While journalism outlets have broken their collective climate silence, most still stop short of affording climate the “stop everything” treatment given to other stories, from Covid-19 (rightfully) to outrageous distractions. On the day of its release, the IPCC report received a total of 22 minutes of coverage from major broadcast news networks; compare that to the 212 minutes dedicated in a single day by ABC, NBC, and CBS to Jeff Bezos’s brief space jaunt in July. Likewise, though the IPCC report was splashed across homepages on Monday morning, by midday it had lost position on many sites to other stories; on The New York Times’ homepage, by 1:45 pm the IPCC news was nowhere to be found.
A common excuse in journalism for middling climate coverage is that the story is so enormous as to be abstract. Outlets want to elevate the climate story, this argument goes, but there isn’t always a crystal-clear news peg. At best, this thinking belies a failure of imagination; at worse, given a challenge unprecedented in human history, it’s journalistic malpractice.

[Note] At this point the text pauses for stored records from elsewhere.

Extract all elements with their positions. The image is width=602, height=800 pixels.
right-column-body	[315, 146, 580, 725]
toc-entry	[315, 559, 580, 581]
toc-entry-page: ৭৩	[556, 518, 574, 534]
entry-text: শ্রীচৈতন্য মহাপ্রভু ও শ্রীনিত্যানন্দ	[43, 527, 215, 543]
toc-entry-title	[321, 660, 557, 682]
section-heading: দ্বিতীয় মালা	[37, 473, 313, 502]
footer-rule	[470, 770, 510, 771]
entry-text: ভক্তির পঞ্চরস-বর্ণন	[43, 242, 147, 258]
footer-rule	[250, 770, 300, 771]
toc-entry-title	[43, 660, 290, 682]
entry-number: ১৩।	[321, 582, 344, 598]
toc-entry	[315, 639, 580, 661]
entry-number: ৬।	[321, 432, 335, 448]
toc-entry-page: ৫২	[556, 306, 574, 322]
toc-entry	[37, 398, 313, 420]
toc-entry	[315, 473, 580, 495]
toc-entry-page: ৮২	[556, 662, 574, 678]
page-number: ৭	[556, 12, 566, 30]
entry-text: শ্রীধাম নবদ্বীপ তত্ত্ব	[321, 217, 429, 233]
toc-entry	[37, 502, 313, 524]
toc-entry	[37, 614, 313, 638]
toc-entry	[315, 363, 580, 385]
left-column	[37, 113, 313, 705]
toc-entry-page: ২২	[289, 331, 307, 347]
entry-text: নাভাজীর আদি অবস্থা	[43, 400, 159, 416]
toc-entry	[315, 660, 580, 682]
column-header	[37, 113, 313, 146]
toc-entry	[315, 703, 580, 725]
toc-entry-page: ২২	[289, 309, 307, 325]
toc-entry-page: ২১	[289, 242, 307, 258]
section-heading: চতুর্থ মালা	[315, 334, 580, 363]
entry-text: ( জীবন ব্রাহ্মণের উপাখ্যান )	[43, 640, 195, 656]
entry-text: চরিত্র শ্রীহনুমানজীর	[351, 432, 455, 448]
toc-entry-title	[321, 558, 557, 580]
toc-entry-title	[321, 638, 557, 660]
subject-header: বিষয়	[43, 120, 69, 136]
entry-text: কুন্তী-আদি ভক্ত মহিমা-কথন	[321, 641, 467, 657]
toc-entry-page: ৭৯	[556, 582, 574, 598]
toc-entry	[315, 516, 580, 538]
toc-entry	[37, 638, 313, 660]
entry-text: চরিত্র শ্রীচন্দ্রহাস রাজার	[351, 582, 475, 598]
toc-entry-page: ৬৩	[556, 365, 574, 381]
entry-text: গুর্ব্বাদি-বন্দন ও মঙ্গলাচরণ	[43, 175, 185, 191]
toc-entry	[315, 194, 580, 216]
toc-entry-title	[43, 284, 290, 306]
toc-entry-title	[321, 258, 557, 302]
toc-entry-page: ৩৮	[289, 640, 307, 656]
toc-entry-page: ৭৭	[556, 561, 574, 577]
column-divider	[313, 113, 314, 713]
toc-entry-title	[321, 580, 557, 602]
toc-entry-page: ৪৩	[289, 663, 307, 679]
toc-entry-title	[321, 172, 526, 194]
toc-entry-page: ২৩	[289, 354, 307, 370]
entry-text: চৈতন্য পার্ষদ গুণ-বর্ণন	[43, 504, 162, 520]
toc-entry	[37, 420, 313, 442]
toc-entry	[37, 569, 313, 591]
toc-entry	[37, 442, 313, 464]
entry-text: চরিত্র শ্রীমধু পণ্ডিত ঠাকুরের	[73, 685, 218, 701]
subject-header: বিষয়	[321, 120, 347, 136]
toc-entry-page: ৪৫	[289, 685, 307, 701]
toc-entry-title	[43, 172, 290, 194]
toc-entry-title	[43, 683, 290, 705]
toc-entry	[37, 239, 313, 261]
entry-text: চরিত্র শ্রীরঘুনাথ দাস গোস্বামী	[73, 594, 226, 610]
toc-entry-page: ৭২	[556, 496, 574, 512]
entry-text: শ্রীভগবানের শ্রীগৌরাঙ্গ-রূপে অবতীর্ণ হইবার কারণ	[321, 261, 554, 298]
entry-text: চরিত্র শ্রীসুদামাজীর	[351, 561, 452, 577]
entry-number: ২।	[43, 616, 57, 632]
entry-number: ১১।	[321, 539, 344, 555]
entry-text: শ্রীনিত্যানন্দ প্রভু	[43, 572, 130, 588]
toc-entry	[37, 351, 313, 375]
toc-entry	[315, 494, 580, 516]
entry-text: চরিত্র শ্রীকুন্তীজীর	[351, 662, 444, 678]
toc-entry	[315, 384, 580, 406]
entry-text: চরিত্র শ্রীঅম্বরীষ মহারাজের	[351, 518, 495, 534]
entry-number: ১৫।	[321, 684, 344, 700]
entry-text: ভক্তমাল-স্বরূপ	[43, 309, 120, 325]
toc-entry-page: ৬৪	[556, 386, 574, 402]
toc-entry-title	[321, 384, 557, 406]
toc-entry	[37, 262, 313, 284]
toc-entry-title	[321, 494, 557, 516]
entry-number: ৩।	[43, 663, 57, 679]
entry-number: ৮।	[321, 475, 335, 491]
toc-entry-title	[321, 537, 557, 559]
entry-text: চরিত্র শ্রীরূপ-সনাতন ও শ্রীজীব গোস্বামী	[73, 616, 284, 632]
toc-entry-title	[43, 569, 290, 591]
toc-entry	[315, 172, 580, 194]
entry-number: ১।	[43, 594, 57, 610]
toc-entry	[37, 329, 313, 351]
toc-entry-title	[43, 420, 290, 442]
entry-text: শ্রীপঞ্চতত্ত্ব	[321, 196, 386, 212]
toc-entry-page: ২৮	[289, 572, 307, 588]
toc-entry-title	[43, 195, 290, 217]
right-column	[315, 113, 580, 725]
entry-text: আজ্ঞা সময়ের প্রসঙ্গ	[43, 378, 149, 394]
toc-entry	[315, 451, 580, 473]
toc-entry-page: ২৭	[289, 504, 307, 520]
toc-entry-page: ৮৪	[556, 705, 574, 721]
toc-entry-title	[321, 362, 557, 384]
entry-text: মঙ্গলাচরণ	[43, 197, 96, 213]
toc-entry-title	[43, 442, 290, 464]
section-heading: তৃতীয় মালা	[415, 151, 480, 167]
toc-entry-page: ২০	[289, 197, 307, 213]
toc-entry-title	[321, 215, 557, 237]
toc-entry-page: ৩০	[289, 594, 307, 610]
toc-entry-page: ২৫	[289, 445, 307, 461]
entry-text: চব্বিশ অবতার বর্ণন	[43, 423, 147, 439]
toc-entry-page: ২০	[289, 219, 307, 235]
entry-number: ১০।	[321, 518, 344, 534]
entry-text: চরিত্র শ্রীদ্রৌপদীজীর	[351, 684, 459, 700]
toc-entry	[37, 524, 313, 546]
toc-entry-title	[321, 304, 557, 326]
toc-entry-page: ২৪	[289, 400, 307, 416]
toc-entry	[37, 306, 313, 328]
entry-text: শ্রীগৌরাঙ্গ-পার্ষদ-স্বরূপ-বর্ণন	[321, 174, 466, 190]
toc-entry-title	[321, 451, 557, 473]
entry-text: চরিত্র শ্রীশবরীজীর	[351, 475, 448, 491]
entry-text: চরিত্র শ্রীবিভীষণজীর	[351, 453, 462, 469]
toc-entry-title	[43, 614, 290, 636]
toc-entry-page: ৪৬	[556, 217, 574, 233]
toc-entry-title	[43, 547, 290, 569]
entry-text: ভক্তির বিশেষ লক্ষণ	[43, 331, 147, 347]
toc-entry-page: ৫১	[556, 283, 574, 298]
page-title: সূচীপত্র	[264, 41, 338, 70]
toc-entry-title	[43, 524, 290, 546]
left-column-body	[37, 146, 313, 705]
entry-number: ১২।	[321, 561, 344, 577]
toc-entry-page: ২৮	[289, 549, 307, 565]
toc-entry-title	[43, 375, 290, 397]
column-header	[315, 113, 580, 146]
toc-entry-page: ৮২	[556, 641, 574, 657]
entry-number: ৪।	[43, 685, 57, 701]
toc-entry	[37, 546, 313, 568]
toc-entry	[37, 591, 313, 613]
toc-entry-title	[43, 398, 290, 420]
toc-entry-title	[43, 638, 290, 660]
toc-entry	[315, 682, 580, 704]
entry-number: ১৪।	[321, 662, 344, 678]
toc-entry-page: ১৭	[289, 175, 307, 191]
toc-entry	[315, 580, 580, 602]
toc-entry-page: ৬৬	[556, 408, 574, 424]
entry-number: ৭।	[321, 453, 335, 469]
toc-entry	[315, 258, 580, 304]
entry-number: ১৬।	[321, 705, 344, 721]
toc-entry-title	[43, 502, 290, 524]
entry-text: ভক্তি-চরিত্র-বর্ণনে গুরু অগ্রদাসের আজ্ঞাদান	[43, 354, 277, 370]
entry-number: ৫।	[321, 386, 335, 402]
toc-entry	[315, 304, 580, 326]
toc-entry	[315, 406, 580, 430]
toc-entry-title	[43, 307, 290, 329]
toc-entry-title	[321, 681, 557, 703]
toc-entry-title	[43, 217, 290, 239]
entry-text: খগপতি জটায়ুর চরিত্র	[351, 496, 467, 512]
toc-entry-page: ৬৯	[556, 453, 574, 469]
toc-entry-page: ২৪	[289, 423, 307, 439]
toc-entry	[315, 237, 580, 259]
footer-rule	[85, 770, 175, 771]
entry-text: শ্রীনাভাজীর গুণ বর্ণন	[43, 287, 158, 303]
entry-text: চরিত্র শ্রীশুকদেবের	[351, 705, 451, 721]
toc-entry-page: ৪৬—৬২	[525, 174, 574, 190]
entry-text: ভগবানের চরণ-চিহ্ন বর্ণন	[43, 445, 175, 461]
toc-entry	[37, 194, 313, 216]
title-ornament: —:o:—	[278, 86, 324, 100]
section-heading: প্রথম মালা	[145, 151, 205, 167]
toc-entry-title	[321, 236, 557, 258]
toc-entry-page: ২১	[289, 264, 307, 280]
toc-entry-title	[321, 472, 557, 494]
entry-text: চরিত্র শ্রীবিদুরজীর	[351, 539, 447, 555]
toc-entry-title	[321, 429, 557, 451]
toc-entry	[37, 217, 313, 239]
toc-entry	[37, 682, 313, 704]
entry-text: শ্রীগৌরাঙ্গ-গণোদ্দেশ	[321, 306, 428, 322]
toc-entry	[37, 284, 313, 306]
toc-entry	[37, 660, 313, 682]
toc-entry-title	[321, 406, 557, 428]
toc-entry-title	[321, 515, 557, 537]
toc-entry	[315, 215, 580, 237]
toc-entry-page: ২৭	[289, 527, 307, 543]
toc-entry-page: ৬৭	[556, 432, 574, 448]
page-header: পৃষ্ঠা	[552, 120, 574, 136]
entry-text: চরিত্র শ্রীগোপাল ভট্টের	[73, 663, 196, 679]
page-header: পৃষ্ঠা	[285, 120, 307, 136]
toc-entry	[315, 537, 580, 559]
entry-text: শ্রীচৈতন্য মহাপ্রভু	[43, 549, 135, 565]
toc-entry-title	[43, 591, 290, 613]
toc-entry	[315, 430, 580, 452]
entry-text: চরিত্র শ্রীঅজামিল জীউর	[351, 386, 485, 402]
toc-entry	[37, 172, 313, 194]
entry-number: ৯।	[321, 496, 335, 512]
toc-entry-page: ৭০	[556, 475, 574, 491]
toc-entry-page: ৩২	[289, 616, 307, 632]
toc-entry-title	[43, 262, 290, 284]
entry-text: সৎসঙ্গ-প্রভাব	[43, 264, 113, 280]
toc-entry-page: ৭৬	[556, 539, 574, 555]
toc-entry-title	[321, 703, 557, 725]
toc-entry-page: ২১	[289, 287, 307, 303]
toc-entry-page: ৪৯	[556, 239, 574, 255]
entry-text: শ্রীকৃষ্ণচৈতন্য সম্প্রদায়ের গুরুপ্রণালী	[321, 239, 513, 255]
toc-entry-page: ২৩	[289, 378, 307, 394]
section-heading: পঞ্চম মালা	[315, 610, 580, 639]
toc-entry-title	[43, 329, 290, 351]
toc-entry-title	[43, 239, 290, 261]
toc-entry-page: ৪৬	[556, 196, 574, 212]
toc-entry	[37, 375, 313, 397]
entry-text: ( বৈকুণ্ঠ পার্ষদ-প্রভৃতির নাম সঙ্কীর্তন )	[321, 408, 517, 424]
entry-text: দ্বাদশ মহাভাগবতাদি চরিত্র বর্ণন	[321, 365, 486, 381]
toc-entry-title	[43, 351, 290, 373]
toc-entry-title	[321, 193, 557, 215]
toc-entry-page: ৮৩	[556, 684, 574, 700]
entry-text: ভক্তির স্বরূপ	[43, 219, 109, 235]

There are any number of creative ways we could give the climate story top billing each and every day. Four decades ago, to draw attention to the Iran hostage crisis, CBS anchor Walter Cronkite added a simple update to his nightly sign off: “That’s the way it is, Thursday, June 12, 1980, the 222nd day of captivity for the hostages in Iran. This is Walter Cronkite, CBS News. Good night.” (A Washington Post column from that time called the epitaph “the most powerful subliminal editorial in America,” adding, “The closing hymn passes through our minds quickly like a flashcard—do something! do something!”) Similarly, amid Covid-19, outlets have affixed permanent homepage modules to update audiences on the spread of the virus.
Lately, across the industry, networks and publications are hiring to boost their climate coverage. That’s great! News outlets should use their expanded capacity to push climate coverage past the limits of a normal beat.
COP26 is approaching quickly. Decisions made between now and the event’s conclusion will be critical in determining whether humanity limits warming to 1.5 degrees Celsius. The extent to which our audiences understand the necessity of that target—and, more importantly, of action—will shape the pressure world leaders feel, or don’t, to finally get climate right. As journalists, we must do our part. The strong IPCC coverage this week should mark our collective beginning.